"Long enough" is the short answer. Long enough for how many hundreds of thousands (or millions) of men, women and children to walk the distance, plus all their many flocks and herds. Long enough to get every last one of them safely on to the far side.
The long answer (gleaned from the account in Exodus chapter 14) provides important details. Such that it was during the night that the pillar of cloud that had been leading the way to that point where they camped "near Pi Hahiroth, between Migdol and the sea" (vs. 2) moved away from the front to the back of the company. This blocked Pharaoh's army from getting any closer:
"The pillar of cloud also moved from in front and stood behind them,
coming between the armies of Egypt and Israel.

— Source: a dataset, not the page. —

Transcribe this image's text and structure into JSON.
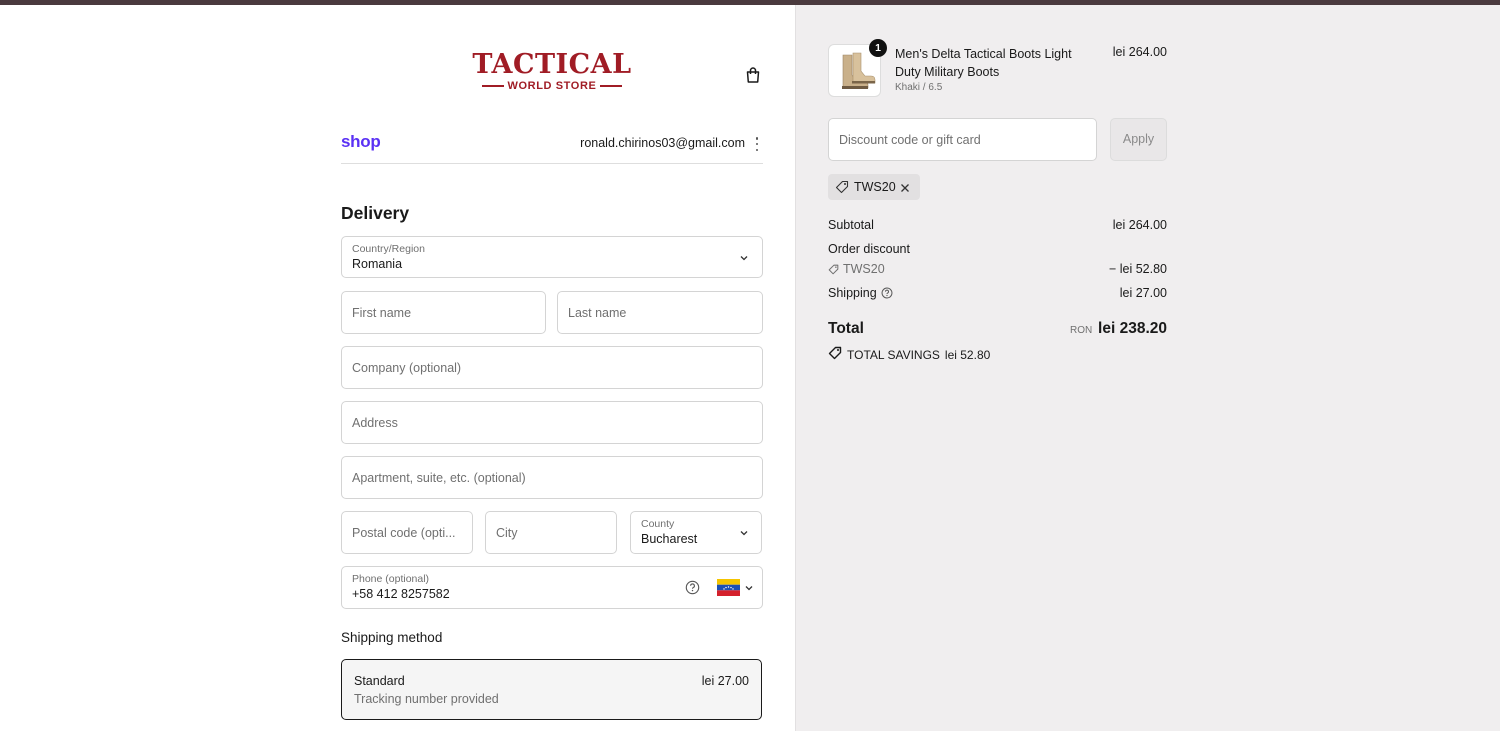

Throughout the night
the cloud brought darkness to the one side and light to the other; so
neither went near the other all night long." (vss. 19-20)
Also during that night "Moses stretched out his hand over the sea, and all that night the Lord drove the sea back with a strong east wind and turned it into dry land. (vs. 21)
That takes up the events of the entire night. It is surely right to say that such divine action while Moses' hand was stretched out is a vital part of the crossing of the sea. After all, without it, the company could never have even started to cross. Your comment implies that you take the night to be the time period and this information in Exodus 13:21 shows that the crossing could have commenced during the night:
"By day the Lord went ahead of them in a pillar of cloud to guide them
on their way and by night in a pillar of fire to give them light, so
that they could travel by day or night."
After all, nobody was going to get much sleep that night anyway - what with the army at their back though blocked by the pillar of cloud coming between them, Moses standing with arm outstretched while a fierce, supernatural wind blasted in, and the pillar of fire at the front, showing the parting of the waters into two walls while the sea-bed dried out sufficiently to take the weight of that huge gathering. The pillar of fire moving ahead was their signal to start marching between the walls of water. And that could have begun during the night. But the Bible does not say exactly when the march began, nor when it finished. It could well have started during the night, continued through dawn and gone on for as many hours of daylight as was needed to get them all safely across. The pillar of cloud at their back continued to prevent the Egyptian army from getting close - until God removed it so that they would career into the still-opened channel, and then discover it was now their watery grave.
Given that it's unlikely the army would have ventured into that channel during hours of darkness (no pillar of flame for them), I would assume the same day that the nation completed the crossing, in daylight, would be the day of that army's total defeat. But the account adds that “it came to pass that in the morning watch” the Lord began to dismantle the chariot wheels and the army became bogged down, unable to go back to the dry land they had come from (vs. 24). We might assume that that was the same morning, but what if it was the following morning before the crossing was completed? It would also help if we knew how broad the dry channel was, but we are not told, so those are unknowns.
For sure, night-time was no problem for commencing the crossing, given the pillar of light at their front, and the awesome sight would go on for as many hours as was required until that “morning watch” when God began to trouble the army in the midst of the still opened sea.